[PATCH kernel] powerpc/powernv/ioda: Relax max DMA window size check

Alexey Kardashevskiy aik at ozlabs.ru
Tue Nov 7 13:19:16 AEDT 2017


On 06/11/17 21:45, Michael Ellerman wrote:
> Alexey Kardashevskiy <aik at ozlabs.ru> writes:
> 
>> On 31/10/17 15:04, Alexey Kardashevskiy wrote:
>>> DMA windows can only have a size of power of two on IODA2 hardware and
>>> using memory_hotplug_max() to determine the upper limit won't work
>>> correcly if it returns not power of two value.
>>>
>>> This relaxes the check by rounding up the value returned by
>>> memory_hotplug_max().
>>>
>>> It is expected to impact DPDK on machines with non-power-of-two RAM size,
>>> mostly.

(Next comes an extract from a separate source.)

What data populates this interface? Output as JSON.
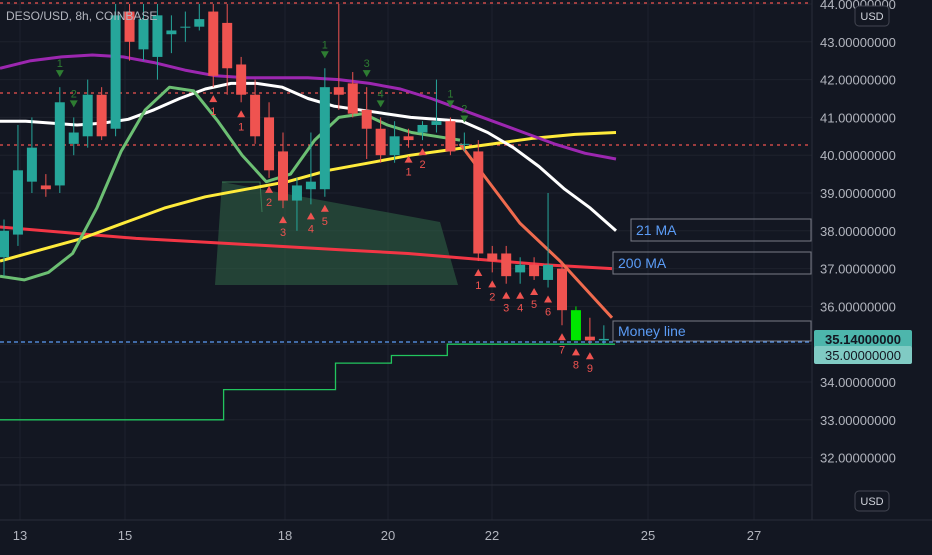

KVM guests are less likely to be affected as usually guests get
>>> less than half of hosts RAM.
>>
>>
>> It was pointed out that this check is quite useless anyway as the vm_locked
>> memory limit should hit first, and if that is not set or the user got the
>> root privilege level, then there are easier ways to crash the host so I am
>> thinking of:
>>
>>
>> diff --git a/arch/powerpc/platforms/powernv/pci-ioda.c
>> b/arch/powerpc/platforms/powernv/pci-ioda.c
>> index 269f119e4b3c..a47e4cf343b2 100644
>> --- a/arch/powerpc/platforms/powernv/pci-ioda.c
>> +++ b/arch/powerpc/platforms/powernv/pci-ioda.c
>> @@ -2769,7 +2769,7 @@ static long pnv_pci_ioda2_table_alloc_pages(int nid,
>> __u64 bus_offset,
>>         if (!levels || (levels > POWERNV_IOMMU_MAX_LEVELS))
>>                 return -EINVAL;
>>
>> -       if ((window_size > memory_hotplug_max()) ||
>> !is_power_of_2(window_size))
>> +       if (!is_power_of_2(window_size))
>>                 return -EINVAL;
>>
>>
>>
>> Makes sense?
> 
> Sounds reasonable.
> 
> Execpt where is the vm_locked check? I think it's in the VFIO driver?

Yes, as Jonas already said.

> If
> so I guess the only concern is that this code might be called via some
> other path that doesn't do that check.

It is also called from pnv_pci_ioda2_setup_default_config() to create a
32bit DMA window which is limited by
__rounddown_pow_of_two(memory_hotplug_max()). I'll repost. Thanks.